80 Pine Street..072513 (Rick Kopstein)
After a dip in its bottom line in 2015, Cahill Gordon & Reindel rebounded financially last year thanks to strong performances from its corporate and litigation groups.
William Hartnett, chairman of Cahill Gordon’s executive committee, said that in 2016 demand for the firm’s services was strong, attributing growth, in part, to a better realization rate.
“Corporate was incredibly slow for the first quarter and had a terrific rebound for the last nine months,” Hartnett said. “Litigation was steadily strong throughout the 12-month period, so I think we just see that as good momentum for us going into 2017.”
The firm’s gross revenue grew 4.9 percent in 2016, to $382.5 million, compared to $364.5 million the year prior. Profits per partner were up 8.2 percent, to nearly $3.64 million, while revenue per lawyer climbed 10.3 percent, to $1.29 million.
Total head count at Cahill Gordon slipped slightly, as the firm’s lawyer ranks dropped from 312 in 2015, to 296 in 2016. But the firm saw the size of its equity partnership increase slightly, from 62 to 64. Cahill Gordon’s finances traditionally float with the capital markets.
“We are probably more dependent than most firms in activity in the capital markets [and] bank lending market,” Hartnett said. “Fortunately, it’s a very resilient market.”
Hartnett estimated that his firm had a 35 percent market share as legal advisers to underwriters in U.S. high-yield bond offerings and 15 percent in European high-yield bond offerings in transactions that totaled nearly $74 billion. Cahill Gordon also had a 31 percent market share of leveraged lending activities in the U.S. in deals worth about $200 billion.

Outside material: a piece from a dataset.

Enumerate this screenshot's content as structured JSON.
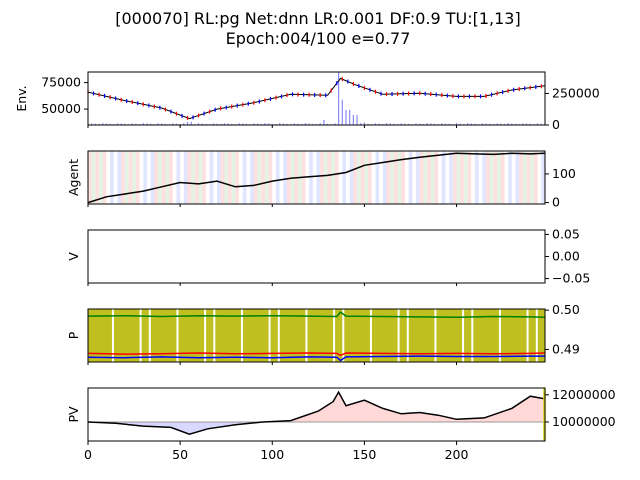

“From our point of view, we’ve been in a very large and active market,” Hartnett said. “We have developed a dominate market share position that has served us well throughout many years and last year was no exception.”
In 2016, Cahill Gordon represented the financiers behind Dell Inc.’s $67 billion acquisition of EMC Corp., Western Digital Corp.’s $18.1 billion purchase of SanDisk Corp., Symantec Corp.’s $4.65 billion buy of Blue Coast Systems Inc. and IMS Health Holdings Inc.’s $9 billion all-stock merger with Quintiles Transnational Holdings Inc.
Cahill Gordon also represented financiers on several acquisitions by private equity firm Apollo Global Management LLC, including its $2.2 billion deal to buy Diamond Resorts International Inc. and $1.6 billion acquisition of Outerwall Inc., owner of rental kiosks Redbox and Coinstar.
In addition to the firm’s capital markets work, Cahill Gordon represented The Empire District Electric Co. in its $2.4 billion sale to Algonquin Power, Bluewolf Group LLC in its sale by IBM Corp. and ICON plc in its acquisition of Clinical Research Management Inc.
“When you consider that the results almost reflect only nine months as opposed to 12 months, it was a very, very good year in corporate and obviously that’s continuing through the first quarter of 2017,” Hartnett said.
Cahill Gordon, which last month lost white-collar litigation partner David Kelley to Dechert in New York, did not make any lateral partner hires of its own in 2016. But Hartnett said that Richard Kelly, hired by the firm in 2015 from Shearman & Sterling’s London office, did help Cahill Gordon expand its operations in the city, particularly with respect to regulatory, investigations and litigation work.
Looking ahead into 2017, Hartnett said that Cahill Gordon will continue to look for ways to expand and increase its market share, which means that lateral hires might be on the horizon for the 98-year old firm.
“We are more willing at this stage of our history to go into the market for laterals,” Hartnett said. “It’s opportunistic, it’s been strategic and its worked out very well for us.”